Yongqiang Zhang, Member, IEEE, Lingyun Xie, Jie Han, Senior Member, IEEE, Xin Cheng, and Guangjun Xie

Abstract—Stochastic circuits use randomly distributed bitstreams to represent numbers, so leading to small areas and lower power dissipation. However, it does not result in a long latency and thus increases energy, but also reduces computing accuracy. In this brief, a design of parallel stochastic multipliers with high accuracy and low energy is proposed. To this end, an algorithm for finding optimal multiplicative bitstreams (OpMulbs) is developed for multipliers.
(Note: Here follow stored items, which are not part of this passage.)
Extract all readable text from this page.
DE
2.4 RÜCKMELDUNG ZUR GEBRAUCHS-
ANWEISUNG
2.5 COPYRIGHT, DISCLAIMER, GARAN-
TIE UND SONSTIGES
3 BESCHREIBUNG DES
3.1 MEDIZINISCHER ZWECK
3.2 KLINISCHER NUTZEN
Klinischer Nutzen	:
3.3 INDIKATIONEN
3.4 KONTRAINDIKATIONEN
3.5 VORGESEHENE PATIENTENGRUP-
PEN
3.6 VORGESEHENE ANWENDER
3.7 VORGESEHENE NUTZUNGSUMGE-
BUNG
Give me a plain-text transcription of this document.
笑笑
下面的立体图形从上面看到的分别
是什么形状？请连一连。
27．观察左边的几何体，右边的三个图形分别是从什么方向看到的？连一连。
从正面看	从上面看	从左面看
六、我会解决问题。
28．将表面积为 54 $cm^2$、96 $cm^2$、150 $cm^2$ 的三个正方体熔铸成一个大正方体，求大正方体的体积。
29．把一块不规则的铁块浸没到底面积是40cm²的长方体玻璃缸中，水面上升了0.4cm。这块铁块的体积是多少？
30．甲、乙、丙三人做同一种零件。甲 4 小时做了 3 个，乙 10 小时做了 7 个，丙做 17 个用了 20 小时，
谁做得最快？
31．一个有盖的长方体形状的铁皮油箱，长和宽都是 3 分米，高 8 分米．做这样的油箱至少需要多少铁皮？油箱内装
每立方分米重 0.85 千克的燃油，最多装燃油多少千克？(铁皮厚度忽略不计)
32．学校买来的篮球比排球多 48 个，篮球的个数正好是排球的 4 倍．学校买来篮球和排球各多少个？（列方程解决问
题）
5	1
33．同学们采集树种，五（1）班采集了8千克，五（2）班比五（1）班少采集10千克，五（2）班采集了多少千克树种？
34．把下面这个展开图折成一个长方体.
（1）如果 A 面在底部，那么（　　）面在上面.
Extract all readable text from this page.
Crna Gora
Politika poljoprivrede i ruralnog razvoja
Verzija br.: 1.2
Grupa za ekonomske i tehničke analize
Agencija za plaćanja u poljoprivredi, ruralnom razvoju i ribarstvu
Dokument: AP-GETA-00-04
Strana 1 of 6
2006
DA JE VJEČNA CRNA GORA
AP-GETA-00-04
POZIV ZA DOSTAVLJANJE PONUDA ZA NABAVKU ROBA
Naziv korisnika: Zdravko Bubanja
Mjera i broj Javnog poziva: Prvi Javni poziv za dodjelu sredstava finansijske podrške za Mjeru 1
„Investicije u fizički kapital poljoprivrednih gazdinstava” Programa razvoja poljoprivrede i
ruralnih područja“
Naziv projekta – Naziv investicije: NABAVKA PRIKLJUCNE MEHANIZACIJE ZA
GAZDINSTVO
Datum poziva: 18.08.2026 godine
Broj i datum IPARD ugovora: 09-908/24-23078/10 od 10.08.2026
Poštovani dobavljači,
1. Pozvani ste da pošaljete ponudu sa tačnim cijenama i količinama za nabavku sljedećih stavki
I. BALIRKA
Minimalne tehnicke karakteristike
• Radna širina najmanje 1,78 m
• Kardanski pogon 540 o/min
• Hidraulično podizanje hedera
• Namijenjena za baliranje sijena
Experimental results show that the proposed parallel multipliers using OpMulbs are more accurate as well as reducing the number of multipliers in multipliers to a greater extent. Thus, the energy efficiency of this method can still be improved.

Index Terms—Stochastic computing, multiplier, bitstream, computing accuracy, hardware cost.

I. INTRODUCTION

STOCHASTIC computing (SC) generally converts \( n \)-bit numbers within [0, \( 2^n -1 \)] into the interval [0, 1] by using randomly distributed bitstreams. The main advantage of carrying out operations through bitstreams is that the area and power dissipation of arithmetic circuits can be significantly reduced; e.g., an AND gate can perform multiplication in SC. Thus, it is suitable for applications containing many multipliers, such as multiply-accumulate (MAC) units [1], filters [2], neural networks (NNs) [3, 4], and some image processing algorithms [5]. It has been shown that a binary-interfaced MAC (BIN-MAC) is more scalable and reconfigurable than a conventional MAC using exclusively stochastic logic (ESL-MAC) [5, 6].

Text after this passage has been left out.